Quenched path limits and periodization stability for tilted Brownian motion in Poissonian potentials on $\mathbb{H}^d$
Miklos Abert, Adam Arras, Jaelin Kim
TL;DR
This work establishes the existence of quenched $Q$-processes for Brownian motion tilted by nonnegative potentials on ${\mathbb{H}^d}$, focusing on stationary random potentials and Poisson-factor potentials with a sup-norm bound. The authors develop a foliated-space framework in which a global ground state on the foliation substitutes for the leafwise $L^2$ ground states, enabling a Doob $h$-transform to define the limiting diffusion. They show that Poisson-factor potentials yield a positive lower bound on spectral gaps and that the associated $Q$-processes can be approximated by periodic potentials; this provides a robust stability result under Benjamini–Schramm convergence and connects randomness with periodization via the foliation. The results extend to BS limits of expanders and culminate in a periodic approximation theorem for the limit $Q$-process, while also outlining open questions for hard obstacle models. Overall, the paper links spectral theory on foliated spaces, hyperbolic geometry, and random media to yield rigorous existence and approximation results for tilted Brownian motion in negatively curved spaces.
Abstract
We analyze the existence of Brownian motion tilted by a potential of full support on hyperbolic spaces $\mathbb{H}^d$. On compact spaces, it is classical that these path limits, called Q-processes, exist and can be directly defined using the ground state of the corresponding Schrödinger operator. On non-compact spaces like $\mathbb{H}^d$, the existence fails in general.

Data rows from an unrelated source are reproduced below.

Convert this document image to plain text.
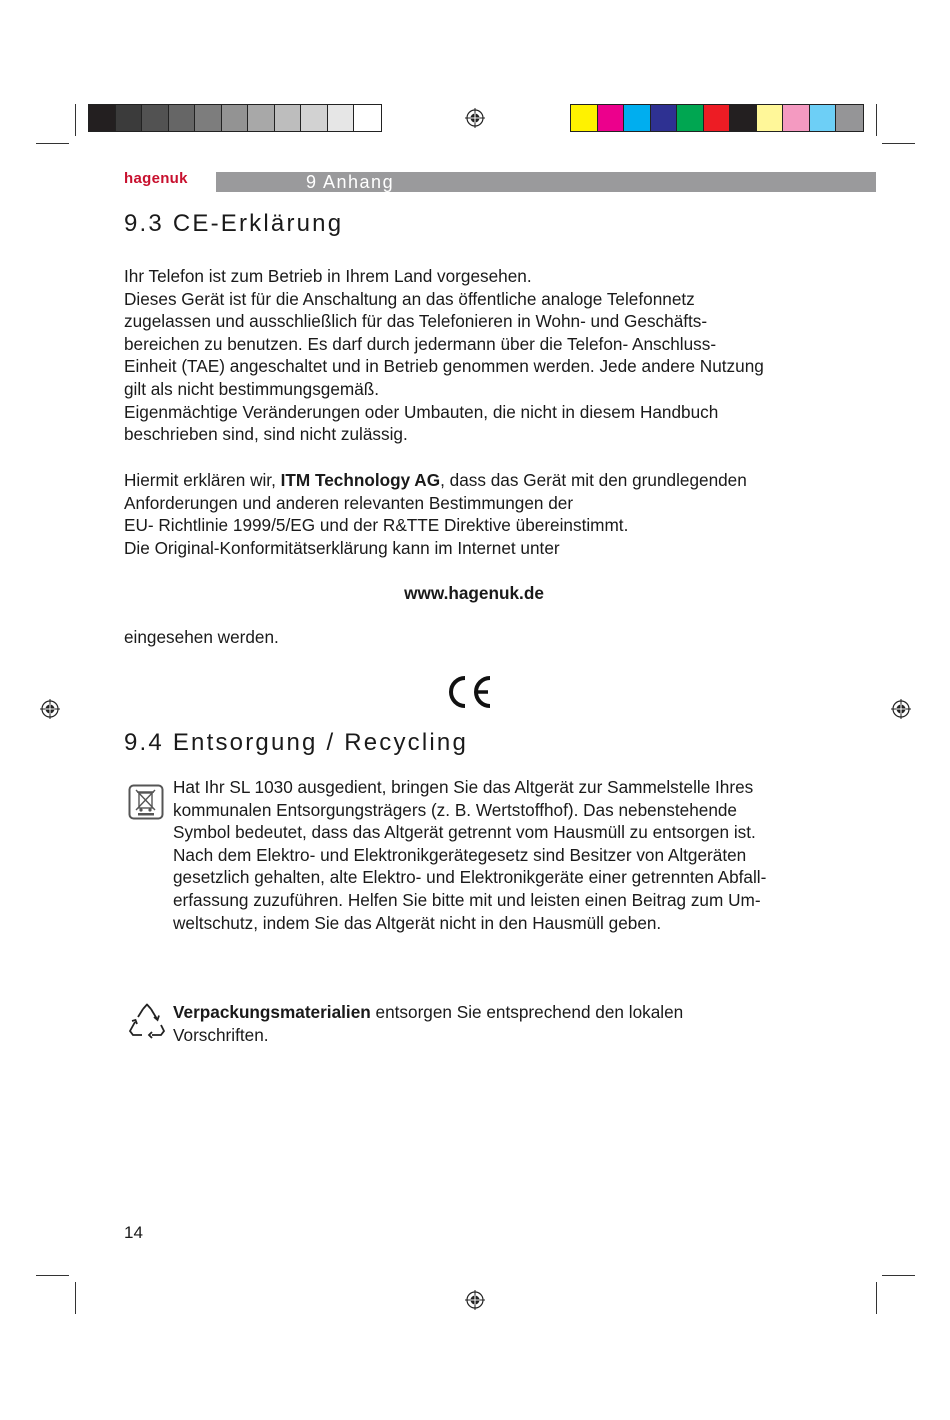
hagenuk	9 Anhang
9.3 CE-Erklärung

Ihr Telefon ist zum Betrieb in Ihrem Land vorgesehen.

Dieses Gerät ist für die Anschaltung an das öffentliche analoge Telefonnetz

zugelassen und ausschließlich für das Telefonieren in Wohn- und Geschäfts-

bereichen zu benutzen. Es darf durch jedermann über die Telefon- Anschluss-

Einheit (TAE) angeschaltet und in Betrieb genommen werden. Jede andere Nutzung

gilt als nicht bestimmungsgemäß.

Eigenmächtige Veränderungen oder Umbauten, die nicht in diesem Handbuch

beschrieben sind, sind nicht zulässig.

Hiermit erklären wir, ITM Technology AG, dass das Gerät mit den grundlegenden

Anforderungen und anderen relevanten Bestimmungen der

EU- Richtlinie 1999/5/EG und der R&TTE Direktive übereinstimmt.

Die Original-Konformitätserklärung kann im Internet unter

www.hagenuk.de
eingesehen werden.
9.4 Entsorgung / Recycling

Hat Ihr SL 1030 ausgedient, bringen Sie das Altgerät zur Sammelstelle Ihres

kommunalen Entsorgungsträgers (z. B. Wertstoffhof). Das nebenstehende

Symbol bedeutet, dass das Altgerät getrennt vom Hausmüll zu entsorgen ist.

Nach dem Elektro- und Elektronikgerätegesetz sind Besitzer von Altgeräten

gesetzlich gehalten, alte Elektro- und Elektronikgeräte einer getrennten Abfall-

erfassung zuzuführen. Helfen Sie bitte mit und leisten einen Beitrag zum Um-

weltschutz, indem Sie das Altgerät nicht in den Hausmüll geben.

Verpackungsmaterialien entsorgen Sie entsprechend den lokalen

Vorschriften.

14
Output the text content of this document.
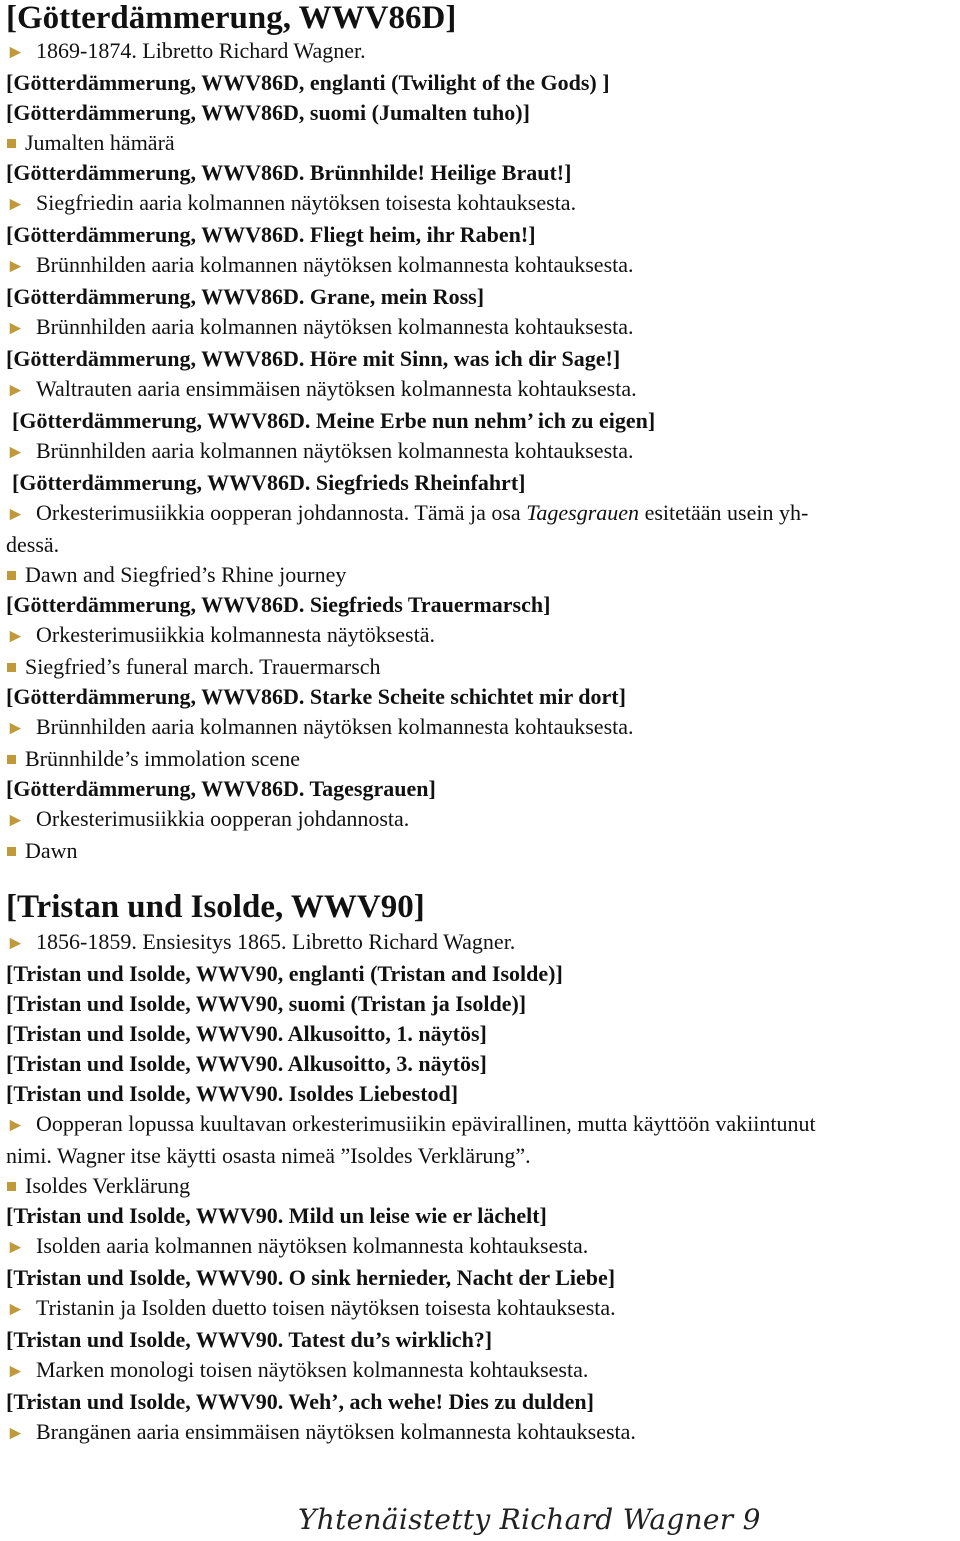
[Götterdämmerung, WWV86D]
► 1869-1874. Libretto Richard Wagner.
[Götterdämmerung, WWV86D, englanti (Twilight of the Gods) ]
[Götterdämmerung, WWV86D, suomi (Jumalten tuho)]
Jumalten hämärä
[Götterdämmerung, WWV86D. Brünnhilde! Heilige Braut!]
► Siegfriedin aaria kolmannen näytöksen toisesta kohtauksesta.
[Götterdämmerung, WWV86D. Fliegt heim, ihr Raben!]
► Brünnhilden aaria kolmannen näytöksen kolmannesta kohtauksesta.
[Götterdämmerung, WWV86D. Grane, mein Ross]
► Brünnhilden aaria kolmannen näytöksen kolmannesta kohtauksesta.
[Götterdämmerung, WWV86D. Höre mit Sinn, was ich dir Sage!]
► Waltrauten aaria ensimmäisen näytöksen kolmannesta kohtauksesta.
[Götterdämmerung, WWV86D. Meine Erbe nun nehm’ ich zu eigen]
► Brünnhilden aaria kolmannen näytöksen kolmannesta kohtauksesta.
[Götterdämmerung, WWV86D. Siegfrieds Rheinfahrt]
► Orkesterimusiikkia oopperan johdannosta. Tämä ja osa Tagesgrauen esitetään usein yh-
dessä.
Dawn and Siegfried’s Rhine journey
[Götterdämmerung, WWV86D. Siegfrieds Trauermarsch]
► Orkesterimusiikkia kolmannesta näytöksestä.
Siegfried’s funeral march. Trauermarsch
[Götterdämmerung, WWV86D. Starke Scheite schichtet mir dort]
► Brünnhilden aaria kolmannen näytöksen kolmannesta kohtauksesta.
Brünnhilde’s immolation scene
[Götterdämmerung, WWV86D. Tagesgrauen]
► Orkesterimusiikkia oopperan johdannosta.
Dawn
[Tristan und Isolde, WWV90]
► 1856-1859. Ensiesitys 1865. Libretto Richard Wagner.
[Tristan und Isolde, WWV90, englanti (Tristan and Isolde)]
[Tristan und Isolde, WWV90, suomi (Tristan ja Isolde)]
[Tristan und Isolde, WWV90. Alkusoitto, 1. näytös]
[Tristan und Isolde, WWV90. Alkusoitto, 3. näytös]
[Tristan und Isolde, WWV90. Isoldes Liebestod]
► Oopperan lopussa kuultavan orkesterimusiikin epävirallinen, mutta käyttöön vakiintunut
nimi. Wagner itse käytti osasta nimeä ”Isoldes Verklärung”.
Isoldes Verklärung
[Tristan und Isolde, WWV90. Mild un leise wie er lächelt]
► Isolden aaria kolmannen näytöksen kolmannesta kohtauksesta.
[Tristan und Isolde, WWV90. O sink hernieder, Nacht der Liebe]
► Tristanin ja Isolden duetto toisen näytöksen toisesta kohtauksesta.
[Tristan und Isolde, WWV90. Tatest du’s wirklich?]
► Marken monologi toisen näytöksen kolmannesta kohtauksesta.
[Tristan und Isolde, WWV90. Weh’, ach wehe! Dies zu dulden]
► Brangänen aaria ensimmäisen näytöksen kolmannesta kohtauksesta.
Yhtenäistetty Richard Wagner 9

We show that for \emph{stationary random} potentials on $\mathbb{H}^d$ with suitable spectral and sup norm bounds, the Q-processes exist a.s. For potentials that are factors of a Poisson point process, the method works up to sup norm $(d-1)^2/8$. In this case, we also show that the path limit can be approximated by periodic potentials. As a tool, we use the foliated space defined by the point process. It turns out that the global ground state of this foliated space serves as a substitute for the non-existing $L^2$ ground states on the leaves of the foliation. Restricting the global ground state to a leaf gives a generalized eigenwave that can be plugged into the usual machinery to get the Q-process.